Parágrafo único. O juiz, no processo civil, poderá inverter o ônus da prova a

favor do titular dos dados quando, a seu juízo, for verossímil a alegação ou

quando a produção de prova pelo titular resultar-lhe excessivamente onerosa.

Art. 43. A eventual dispensa da exigência do consentimento não desobriga os

agentes do tratamento das demais obrigações previstas nesta Lei,

especialmente da observância dos princípios gerais e da garantia dos direitos

do titular.

Art. 44. Nos casos que envolvem a transferência de dados pessoais, o

cessionário ficará sujeito às mesmas obrigações legais e regulamentares do

cedente, com quem terá responsabilidade solidária pelos danos

10

eventualmente causados.

Parágrafo único. A responsabilidade solidária não se aplica aos casos de

tratamento realizado no exercício dos deveres de que trata a Lei nº 12.527, de

2011, relativos à garantia do acesso a informações públicas”.

É justamente essa regra que as empresas querem confrontar. Eliminar a regra de

responsabilidade solidária do projeto de lei de proteção de dados pessoais, no entanto, pode

gerar consequências danosas aos consumidores, além de ser contrário ao art. 14 do Código

de Defesa do Consumidor.

O consumidor, por ser a parte hipossuficiente na relação de consumo, não possui

condições de mapear toda a rede de empresas subcontratadas por uma empresa que coleta

seus dados pessoais. É absolutamente desleal exigir que os consumidores acionem empresas

subcontratadas que podem estar em qualquer lugar do mundo. As empresas que possuem o

dever de diligência na seleção de parceiros comerciais. O consumidor está apenas em uma

das pontas de um emaranhado de relações jurídicas, sendo que a responsabilidade solidária

existe para proteger os direitos dos consumidores.
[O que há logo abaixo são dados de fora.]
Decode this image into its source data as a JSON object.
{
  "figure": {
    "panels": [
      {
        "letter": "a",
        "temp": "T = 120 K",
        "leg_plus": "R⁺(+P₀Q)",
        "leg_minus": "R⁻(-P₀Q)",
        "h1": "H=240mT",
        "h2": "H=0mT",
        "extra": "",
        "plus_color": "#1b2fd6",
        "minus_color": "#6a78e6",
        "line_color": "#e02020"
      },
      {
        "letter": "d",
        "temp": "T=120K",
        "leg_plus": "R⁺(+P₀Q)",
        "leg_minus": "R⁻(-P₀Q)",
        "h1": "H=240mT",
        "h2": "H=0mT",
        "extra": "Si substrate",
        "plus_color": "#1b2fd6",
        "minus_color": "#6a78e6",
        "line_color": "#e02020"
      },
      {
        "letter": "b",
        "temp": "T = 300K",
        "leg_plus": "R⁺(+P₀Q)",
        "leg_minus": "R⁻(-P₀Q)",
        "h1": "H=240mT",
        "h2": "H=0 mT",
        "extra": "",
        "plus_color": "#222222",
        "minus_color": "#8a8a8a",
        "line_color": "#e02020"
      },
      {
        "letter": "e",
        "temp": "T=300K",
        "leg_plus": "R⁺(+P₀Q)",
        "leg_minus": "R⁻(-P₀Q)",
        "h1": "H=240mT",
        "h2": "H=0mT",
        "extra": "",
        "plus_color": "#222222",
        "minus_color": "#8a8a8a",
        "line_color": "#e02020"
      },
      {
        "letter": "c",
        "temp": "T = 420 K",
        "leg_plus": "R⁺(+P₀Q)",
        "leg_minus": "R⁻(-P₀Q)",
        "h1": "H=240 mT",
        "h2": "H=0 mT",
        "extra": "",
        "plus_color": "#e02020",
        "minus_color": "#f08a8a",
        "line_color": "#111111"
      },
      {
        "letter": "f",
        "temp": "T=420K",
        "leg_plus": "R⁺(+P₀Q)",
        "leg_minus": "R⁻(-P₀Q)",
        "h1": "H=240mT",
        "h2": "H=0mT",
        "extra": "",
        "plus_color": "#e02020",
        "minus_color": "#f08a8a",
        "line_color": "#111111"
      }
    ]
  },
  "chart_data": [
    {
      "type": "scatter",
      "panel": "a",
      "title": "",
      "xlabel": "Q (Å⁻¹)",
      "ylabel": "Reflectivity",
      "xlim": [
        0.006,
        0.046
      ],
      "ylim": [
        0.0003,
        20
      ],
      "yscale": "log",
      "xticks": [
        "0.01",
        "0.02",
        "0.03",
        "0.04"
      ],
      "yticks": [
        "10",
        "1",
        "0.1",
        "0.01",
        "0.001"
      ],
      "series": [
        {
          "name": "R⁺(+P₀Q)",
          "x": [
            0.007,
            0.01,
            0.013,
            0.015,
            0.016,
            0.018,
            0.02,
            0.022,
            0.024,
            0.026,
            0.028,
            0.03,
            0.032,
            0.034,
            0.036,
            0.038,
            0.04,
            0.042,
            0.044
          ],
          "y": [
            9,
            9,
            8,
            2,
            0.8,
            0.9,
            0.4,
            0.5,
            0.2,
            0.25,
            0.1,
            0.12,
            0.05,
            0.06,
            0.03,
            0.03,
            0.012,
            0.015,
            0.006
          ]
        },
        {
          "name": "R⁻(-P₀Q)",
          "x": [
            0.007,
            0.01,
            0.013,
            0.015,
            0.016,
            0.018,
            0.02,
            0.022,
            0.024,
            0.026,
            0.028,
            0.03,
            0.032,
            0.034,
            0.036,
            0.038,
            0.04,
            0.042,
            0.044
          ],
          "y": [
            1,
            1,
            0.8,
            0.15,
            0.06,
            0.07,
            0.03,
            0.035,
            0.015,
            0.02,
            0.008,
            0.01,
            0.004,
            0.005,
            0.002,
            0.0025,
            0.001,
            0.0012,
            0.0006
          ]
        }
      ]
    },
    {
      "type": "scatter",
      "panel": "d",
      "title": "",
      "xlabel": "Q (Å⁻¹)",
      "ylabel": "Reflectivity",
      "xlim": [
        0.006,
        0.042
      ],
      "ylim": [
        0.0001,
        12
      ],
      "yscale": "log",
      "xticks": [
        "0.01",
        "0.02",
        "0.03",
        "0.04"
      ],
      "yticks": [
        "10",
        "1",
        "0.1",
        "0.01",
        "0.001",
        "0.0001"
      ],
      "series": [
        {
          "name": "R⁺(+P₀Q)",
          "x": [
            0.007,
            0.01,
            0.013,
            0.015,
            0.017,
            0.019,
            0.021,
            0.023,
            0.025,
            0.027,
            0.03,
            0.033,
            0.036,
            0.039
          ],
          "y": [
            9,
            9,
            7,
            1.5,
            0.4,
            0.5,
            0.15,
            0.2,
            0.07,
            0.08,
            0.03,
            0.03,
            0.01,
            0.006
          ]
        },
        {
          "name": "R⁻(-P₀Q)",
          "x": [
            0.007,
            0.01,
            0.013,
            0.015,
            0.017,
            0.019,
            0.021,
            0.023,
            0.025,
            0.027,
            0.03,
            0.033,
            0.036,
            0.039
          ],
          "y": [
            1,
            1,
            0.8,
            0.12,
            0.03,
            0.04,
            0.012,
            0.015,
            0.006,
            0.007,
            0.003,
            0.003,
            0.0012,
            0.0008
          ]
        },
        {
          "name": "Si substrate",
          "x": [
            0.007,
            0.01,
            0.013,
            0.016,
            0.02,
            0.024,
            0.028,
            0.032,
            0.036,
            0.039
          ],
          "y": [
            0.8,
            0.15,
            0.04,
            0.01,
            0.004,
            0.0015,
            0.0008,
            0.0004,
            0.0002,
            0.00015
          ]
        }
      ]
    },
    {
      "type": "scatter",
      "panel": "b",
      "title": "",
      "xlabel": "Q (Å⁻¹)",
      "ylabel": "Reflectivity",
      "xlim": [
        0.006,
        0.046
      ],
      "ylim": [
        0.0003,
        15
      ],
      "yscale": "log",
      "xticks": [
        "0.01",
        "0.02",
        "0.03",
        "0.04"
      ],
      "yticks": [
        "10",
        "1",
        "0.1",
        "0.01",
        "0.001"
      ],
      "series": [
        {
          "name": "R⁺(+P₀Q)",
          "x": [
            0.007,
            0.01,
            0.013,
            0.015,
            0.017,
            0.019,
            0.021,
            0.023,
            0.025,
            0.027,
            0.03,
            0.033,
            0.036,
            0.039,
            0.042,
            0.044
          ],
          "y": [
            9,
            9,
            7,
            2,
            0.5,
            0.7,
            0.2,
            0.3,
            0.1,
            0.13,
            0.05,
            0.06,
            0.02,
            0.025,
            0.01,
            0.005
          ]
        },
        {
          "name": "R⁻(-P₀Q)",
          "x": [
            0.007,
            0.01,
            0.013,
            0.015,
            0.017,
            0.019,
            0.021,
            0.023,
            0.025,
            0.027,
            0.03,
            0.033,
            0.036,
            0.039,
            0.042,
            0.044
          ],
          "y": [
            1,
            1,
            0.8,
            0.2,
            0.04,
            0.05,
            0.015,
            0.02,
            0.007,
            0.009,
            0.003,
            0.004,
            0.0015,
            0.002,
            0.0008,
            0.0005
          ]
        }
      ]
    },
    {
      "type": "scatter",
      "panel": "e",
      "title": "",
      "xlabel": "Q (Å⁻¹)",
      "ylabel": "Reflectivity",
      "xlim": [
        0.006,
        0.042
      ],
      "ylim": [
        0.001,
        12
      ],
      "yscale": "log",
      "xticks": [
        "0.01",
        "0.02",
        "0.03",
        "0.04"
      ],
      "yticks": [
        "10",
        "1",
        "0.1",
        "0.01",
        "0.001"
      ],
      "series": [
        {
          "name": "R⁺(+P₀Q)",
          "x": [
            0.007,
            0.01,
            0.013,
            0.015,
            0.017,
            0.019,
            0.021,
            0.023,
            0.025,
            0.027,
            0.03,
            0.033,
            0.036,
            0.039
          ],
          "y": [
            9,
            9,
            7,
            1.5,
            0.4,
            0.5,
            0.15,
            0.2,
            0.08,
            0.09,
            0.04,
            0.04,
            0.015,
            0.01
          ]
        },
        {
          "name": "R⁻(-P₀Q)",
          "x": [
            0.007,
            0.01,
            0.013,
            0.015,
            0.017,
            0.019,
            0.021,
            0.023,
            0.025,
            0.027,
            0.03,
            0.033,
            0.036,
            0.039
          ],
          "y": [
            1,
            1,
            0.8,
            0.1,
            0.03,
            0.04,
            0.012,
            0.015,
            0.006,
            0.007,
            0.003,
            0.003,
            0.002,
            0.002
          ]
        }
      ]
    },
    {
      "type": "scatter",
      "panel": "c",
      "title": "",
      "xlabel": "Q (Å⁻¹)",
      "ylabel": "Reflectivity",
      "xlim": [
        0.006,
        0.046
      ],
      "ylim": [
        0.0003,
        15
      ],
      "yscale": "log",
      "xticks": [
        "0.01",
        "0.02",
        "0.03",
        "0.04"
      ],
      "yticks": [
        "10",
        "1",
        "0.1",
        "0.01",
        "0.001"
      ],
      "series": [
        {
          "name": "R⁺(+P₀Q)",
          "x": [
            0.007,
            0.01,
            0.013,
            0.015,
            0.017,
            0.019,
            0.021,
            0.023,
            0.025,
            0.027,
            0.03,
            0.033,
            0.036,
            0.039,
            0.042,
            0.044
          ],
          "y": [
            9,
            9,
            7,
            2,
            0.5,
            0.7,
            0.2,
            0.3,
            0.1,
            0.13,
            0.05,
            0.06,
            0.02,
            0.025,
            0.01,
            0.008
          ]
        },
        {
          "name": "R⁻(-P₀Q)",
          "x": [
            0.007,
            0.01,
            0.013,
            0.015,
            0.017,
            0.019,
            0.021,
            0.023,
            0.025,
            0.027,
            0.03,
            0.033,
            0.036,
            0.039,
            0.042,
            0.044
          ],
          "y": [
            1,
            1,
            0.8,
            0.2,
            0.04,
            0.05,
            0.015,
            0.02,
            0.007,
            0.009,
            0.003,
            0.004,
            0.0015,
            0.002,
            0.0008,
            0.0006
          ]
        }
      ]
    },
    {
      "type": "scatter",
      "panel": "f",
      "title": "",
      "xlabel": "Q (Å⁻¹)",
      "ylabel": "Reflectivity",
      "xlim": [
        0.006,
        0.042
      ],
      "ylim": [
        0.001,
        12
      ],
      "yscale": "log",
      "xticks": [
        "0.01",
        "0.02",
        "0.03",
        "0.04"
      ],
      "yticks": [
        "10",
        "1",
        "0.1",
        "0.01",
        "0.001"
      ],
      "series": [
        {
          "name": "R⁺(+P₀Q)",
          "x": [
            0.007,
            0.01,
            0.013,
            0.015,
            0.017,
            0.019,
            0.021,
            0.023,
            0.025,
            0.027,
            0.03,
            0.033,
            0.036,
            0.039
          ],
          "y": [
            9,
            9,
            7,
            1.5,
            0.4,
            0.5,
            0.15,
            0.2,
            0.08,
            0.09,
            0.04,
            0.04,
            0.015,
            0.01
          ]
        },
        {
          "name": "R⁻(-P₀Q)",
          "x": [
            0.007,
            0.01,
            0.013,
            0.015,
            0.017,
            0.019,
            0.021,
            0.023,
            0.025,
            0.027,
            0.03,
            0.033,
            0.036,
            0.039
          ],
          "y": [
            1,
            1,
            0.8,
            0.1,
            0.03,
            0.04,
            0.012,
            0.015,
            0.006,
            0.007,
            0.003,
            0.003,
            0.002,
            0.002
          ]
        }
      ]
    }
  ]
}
O microssistema jurídico criado pelo Código de Defesa do Consumidor tem sido

reconhecido por diversas decisões do Superior Tribunal de Justiça envolvendo prestadores de

serviços e utilização de bancos de dados. Em uma decisão paradigmática de 2014 – o Recurso

Especial 1419697/RS, Segunda Seção, Relator Ministro Paulo de Tarso Sanseverino –, o STJ

firmou o seguinte entendimento:

“O desrespeito aos limites legais na utilização do sistema "credit scoring",

configurando abuso no exercício desse direito (art. 187 do CC), pode ensejar

a responsabilidade objetiva e solidária do fornecedor do serviço, do

responsável pelo banco de dados, da fonte e do consulente (art. 16 da Lei

n. 12.414/2011) pela ocorrência de danos morais nas hipóteses de

utilização de informações excessivas ou sensíveis (art. 3º, § 3º, I e II, da Lei

n. 12.414/2011), bem como nos casos de comprovada recusa indevida de

crédito pelo uso de dados incorretos ou desatualizados”.

Além da dimensão principiológica do CDC, é importante lembrar que o Marco Civil

11

da Internet (Lei 12.965/14) também prevê situações de responsabilidade solidária em casos

de empresas estrangeiras envolvidas em determinada cadeia de fornecimento de serviços e

ofensa aos 10 e 11, que tratam da coleta de dados pessoais por provedoras de aplicações:

“Art. 11. Em qualquer operação de coleta, armazenamento, guarda e

tratamento de registros, de dados pessoais ou de comunicações por provedores

de conexão e de aplicações de internet em que pelo menos um desses atos

ocorra em território nacional, deverão ser obrigatoriamente respeitados a

legislação brasileira e os direitos à privacidade, à proteção dos dados pessoais

e ao sigilo das comunicações privadas e dos registros.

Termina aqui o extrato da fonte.